Scroll untuk membaca artikel
Pebriansyah Ariefana
Sabtu, 29 Februari 2020 | 12:17 WIB
Warga Tumpang Pitu menggelar Salat Hajat di depan Kantor Gubernur Jatim pada Kamis (20/2/2020). [Suara.com/Dimas Angga P]

SuaraJatim.id - Warga Desa Sumberagung, Kecamatan Pesanggaran, Banyuwangi mengancam akan menutup tambang emas tumpang pitu karena merusak liingkungan. Itu dia katakan saat bertemu dengan Gubernur Jawa Timur Khofifah Indar Parawansa di Gedung Negara Grahadi, Jumat (28/2/2020) kemarin.

Mereka menuntut penghentian industri tambang emas. Pertemuan tersebut berlangsung tertutup bagi media selama kurang lebih 1,5 jam. Usai pertemuan, Khofifah beramah tamah dan berbincang dengan beberapa warga.

Sayangnya, Khofifah enggan memberi pernyataan ke media. Ia melimpahkan kepada Kepala Dinas Energi dan Sumberdaya Mineral (ESDM) Jatim Setiajit yang juga hadir dalam pertemuan.

"Biar Pak Setiajit saja, monggo," ujar Khofifah.

Baca Juga: Kenapa Tambang Emas Tumpang Pitu Harus Ditolak?

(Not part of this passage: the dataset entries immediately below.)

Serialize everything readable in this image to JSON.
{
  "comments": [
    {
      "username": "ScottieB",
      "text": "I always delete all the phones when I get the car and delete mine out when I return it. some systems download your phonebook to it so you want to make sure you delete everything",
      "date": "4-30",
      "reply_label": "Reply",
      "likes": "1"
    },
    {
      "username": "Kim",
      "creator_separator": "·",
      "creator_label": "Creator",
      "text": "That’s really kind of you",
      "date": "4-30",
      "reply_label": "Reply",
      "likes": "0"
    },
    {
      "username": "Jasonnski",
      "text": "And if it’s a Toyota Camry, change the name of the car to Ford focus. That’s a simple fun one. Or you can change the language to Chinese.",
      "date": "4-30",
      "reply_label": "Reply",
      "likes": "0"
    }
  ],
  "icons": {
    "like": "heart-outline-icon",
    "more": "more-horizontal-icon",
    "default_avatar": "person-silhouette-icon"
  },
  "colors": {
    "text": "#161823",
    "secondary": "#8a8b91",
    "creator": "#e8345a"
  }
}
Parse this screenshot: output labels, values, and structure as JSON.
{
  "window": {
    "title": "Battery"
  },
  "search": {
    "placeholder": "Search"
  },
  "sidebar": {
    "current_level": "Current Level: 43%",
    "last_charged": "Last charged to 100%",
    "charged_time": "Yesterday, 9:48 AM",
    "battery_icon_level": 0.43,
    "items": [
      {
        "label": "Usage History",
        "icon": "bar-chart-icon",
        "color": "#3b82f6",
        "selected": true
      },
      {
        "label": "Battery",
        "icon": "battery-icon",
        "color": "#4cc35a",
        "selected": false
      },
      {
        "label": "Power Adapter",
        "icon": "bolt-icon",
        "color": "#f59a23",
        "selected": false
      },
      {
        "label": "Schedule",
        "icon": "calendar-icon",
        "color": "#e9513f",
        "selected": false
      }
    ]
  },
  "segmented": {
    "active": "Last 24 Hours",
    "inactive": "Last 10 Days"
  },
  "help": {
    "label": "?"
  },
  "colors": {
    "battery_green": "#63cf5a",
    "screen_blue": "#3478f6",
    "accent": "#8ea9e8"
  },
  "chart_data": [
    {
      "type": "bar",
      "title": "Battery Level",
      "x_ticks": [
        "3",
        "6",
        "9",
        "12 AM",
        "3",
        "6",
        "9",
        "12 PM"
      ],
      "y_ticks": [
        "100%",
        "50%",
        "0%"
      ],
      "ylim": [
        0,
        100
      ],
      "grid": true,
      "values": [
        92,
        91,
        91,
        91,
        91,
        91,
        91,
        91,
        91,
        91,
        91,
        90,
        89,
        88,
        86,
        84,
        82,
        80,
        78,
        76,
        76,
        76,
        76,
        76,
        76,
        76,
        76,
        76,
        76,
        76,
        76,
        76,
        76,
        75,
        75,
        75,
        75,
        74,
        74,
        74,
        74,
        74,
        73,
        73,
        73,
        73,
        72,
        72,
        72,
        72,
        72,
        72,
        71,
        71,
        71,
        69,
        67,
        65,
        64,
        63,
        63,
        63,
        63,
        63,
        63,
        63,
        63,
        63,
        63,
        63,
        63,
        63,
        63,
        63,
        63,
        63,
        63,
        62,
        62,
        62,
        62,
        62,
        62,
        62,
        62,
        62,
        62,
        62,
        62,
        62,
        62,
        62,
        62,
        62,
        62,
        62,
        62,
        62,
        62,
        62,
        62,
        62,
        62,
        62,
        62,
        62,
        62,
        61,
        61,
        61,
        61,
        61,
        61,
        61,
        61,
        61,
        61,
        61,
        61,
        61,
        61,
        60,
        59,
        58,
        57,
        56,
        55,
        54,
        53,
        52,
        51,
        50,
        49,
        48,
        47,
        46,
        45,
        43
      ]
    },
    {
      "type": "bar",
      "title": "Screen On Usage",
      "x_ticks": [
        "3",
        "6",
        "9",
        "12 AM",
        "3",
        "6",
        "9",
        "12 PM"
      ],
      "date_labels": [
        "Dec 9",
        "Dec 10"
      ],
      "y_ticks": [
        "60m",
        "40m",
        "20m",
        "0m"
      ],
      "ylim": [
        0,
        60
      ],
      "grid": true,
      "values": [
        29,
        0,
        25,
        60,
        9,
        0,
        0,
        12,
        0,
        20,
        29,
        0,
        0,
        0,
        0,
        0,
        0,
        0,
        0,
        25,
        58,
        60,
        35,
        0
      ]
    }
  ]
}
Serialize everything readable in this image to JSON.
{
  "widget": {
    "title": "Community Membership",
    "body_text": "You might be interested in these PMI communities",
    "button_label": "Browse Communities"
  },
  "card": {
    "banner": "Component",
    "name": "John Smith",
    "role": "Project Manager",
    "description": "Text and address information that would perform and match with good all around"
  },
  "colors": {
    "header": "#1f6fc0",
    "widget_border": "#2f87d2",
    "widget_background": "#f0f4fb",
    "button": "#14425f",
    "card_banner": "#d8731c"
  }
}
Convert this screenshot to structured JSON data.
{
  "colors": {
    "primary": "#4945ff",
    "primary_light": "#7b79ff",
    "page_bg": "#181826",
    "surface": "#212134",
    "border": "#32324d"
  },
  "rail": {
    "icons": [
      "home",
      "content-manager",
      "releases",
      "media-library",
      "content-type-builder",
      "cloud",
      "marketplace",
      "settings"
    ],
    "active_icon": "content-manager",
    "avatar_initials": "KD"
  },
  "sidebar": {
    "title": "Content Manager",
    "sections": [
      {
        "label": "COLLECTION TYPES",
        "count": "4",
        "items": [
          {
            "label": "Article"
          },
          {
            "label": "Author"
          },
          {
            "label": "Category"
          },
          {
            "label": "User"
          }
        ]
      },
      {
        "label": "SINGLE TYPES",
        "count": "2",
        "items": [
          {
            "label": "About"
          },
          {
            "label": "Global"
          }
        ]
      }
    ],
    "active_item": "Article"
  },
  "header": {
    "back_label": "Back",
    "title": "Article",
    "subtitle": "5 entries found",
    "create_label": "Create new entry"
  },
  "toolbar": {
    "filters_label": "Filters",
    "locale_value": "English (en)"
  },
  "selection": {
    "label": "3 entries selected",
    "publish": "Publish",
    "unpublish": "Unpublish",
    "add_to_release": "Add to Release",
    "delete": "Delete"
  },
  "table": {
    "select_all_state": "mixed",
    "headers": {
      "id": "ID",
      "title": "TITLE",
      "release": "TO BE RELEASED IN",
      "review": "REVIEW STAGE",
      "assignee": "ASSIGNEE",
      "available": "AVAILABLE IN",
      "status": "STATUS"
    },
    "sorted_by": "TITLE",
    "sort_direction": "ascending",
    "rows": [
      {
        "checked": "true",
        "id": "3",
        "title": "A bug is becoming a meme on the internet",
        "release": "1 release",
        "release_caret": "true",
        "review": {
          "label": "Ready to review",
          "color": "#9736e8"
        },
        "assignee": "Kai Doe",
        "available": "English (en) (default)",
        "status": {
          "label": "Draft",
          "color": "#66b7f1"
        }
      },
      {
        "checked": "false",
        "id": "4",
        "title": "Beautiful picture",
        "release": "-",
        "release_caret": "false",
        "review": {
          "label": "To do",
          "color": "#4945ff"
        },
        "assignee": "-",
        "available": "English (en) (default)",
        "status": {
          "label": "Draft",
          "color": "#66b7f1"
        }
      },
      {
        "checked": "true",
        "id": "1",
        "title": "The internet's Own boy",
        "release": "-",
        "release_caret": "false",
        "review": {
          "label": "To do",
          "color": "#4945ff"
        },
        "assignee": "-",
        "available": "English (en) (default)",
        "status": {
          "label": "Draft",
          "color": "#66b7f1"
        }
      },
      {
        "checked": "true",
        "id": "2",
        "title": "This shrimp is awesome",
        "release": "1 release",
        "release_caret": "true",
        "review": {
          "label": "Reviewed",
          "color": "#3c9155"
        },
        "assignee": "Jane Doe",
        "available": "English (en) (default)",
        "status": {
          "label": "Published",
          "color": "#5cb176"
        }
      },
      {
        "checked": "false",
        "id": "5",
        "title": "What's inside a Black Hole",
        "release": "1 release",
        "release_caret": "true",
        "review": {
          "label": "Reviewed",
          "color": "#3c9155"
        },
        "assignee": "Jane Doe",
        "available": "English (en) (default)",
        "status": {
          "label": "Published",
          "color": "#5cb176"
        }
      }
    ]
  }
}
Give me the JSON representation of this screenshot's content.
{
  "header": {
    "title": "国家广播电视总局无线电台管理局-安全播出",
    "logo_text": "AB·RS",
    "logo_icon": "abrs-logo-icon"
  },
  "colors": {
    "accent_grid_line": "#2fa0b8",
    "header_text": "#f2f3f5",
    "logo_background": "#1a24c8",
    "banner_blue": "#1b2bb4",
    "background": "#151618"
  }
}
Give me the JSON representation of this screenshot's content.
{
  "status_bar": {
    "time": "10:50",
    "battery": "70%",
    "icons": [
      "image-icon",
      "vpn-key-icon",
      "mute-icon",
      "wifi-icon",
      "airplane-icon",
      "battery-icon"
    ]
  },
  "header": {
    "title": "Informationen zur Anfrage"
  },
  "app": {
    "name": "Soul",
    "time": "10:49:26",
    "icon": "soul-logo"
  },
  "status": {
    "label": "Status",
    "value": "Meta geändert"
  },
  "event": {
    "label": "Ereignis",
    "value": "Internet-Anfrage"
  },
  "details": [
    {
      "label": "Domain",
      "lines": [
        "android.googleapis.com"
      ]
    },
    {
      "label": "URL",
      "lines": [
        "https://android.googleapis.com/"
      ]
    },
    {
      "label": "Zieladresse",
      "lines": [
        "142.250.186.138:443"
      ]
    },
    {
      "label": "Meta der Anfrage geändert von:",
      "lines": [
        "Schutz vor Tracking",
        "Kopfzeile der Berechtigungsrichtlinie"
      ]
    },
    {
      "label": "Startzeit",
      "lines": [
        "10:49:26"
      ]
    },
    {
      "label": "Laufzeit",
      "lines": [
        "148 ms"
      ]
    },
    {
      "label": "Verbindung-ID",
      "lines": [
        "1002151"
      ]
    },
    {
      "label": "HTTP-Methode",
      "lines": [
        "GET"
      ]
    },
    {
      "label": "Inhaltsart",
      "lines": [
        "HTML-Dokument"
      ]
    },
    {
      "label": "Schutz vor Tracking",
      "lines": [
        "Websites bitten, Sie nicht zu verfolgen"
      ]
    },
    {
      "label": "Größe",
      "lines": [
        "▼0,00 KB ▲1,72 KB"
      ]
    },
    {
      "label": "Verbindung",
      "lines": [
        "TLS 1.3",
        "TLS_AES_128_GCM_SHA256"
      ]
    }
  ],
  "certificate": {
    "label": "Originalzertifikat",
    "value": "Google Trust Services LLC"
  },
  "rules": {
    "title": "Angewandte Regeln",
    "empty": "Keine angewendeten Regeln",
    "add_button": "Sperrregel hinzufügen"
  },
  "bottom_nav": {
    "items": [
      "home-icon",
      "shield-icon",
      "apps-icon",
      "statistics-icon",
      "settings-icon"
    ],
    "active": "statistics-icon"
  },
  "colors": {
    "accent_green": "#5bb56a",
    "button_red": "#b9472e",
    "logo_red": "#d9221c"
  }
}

Setiajit yang berada tidak jauh dari Khofifah langsung menghampiri awak media. Ia menyebut pemberian sanksi administrasi baru bisa diberikan bila ada pelanggaran di Undang-Undang Nomor 4 Tahun 2009 tentang Pertambangan Mineral dan Batubara.

"Misalkan ada pelanggaran pasal 40, pasal 41, pasal 23, pasal 70, pasal 71, atau bahkan juga ada pelanggaran pasal 128 terhadap Undang-Undang Nomor 4 Tahun 2009," kata Setiajit.

Namun, ia yakin pelanggaran di dalam pasal-pasal itu tidak terjadi. Sehingga tidak memungkinkan dilakukan sanksi administrasi atau pencabutan Izin Usaha Pertambangan (IUP).

Kendati demikian, Setiajit mengaku bakal melakukan evaluasi, termasuk menginstruksikan inspektur tambang dan tim pengawas pertambangan untuk melihat ada tidaknya pelanggaran kerusakan lingkungan.

"Tapi saya yakin itu tidak terjadi karena sudah diawasi Kementerian LHK juga," tuturnya

Baca Juga: Lika Liku Penolak Tambang Tumpang Pitu Bersepeda Banyuwangi - Surabaya

Selain itu, pihaknya juga akan melihat ada tidaknya pemukiman yang terkena titik kordinat pengembangan kawasan pertambangan di Gunung Salakan. Terakhir terkait titik tangkapan air. Dinas ESDM bakal melakukan evaluasi terkait kemungkinan berkurangnya air di sekitar tambang.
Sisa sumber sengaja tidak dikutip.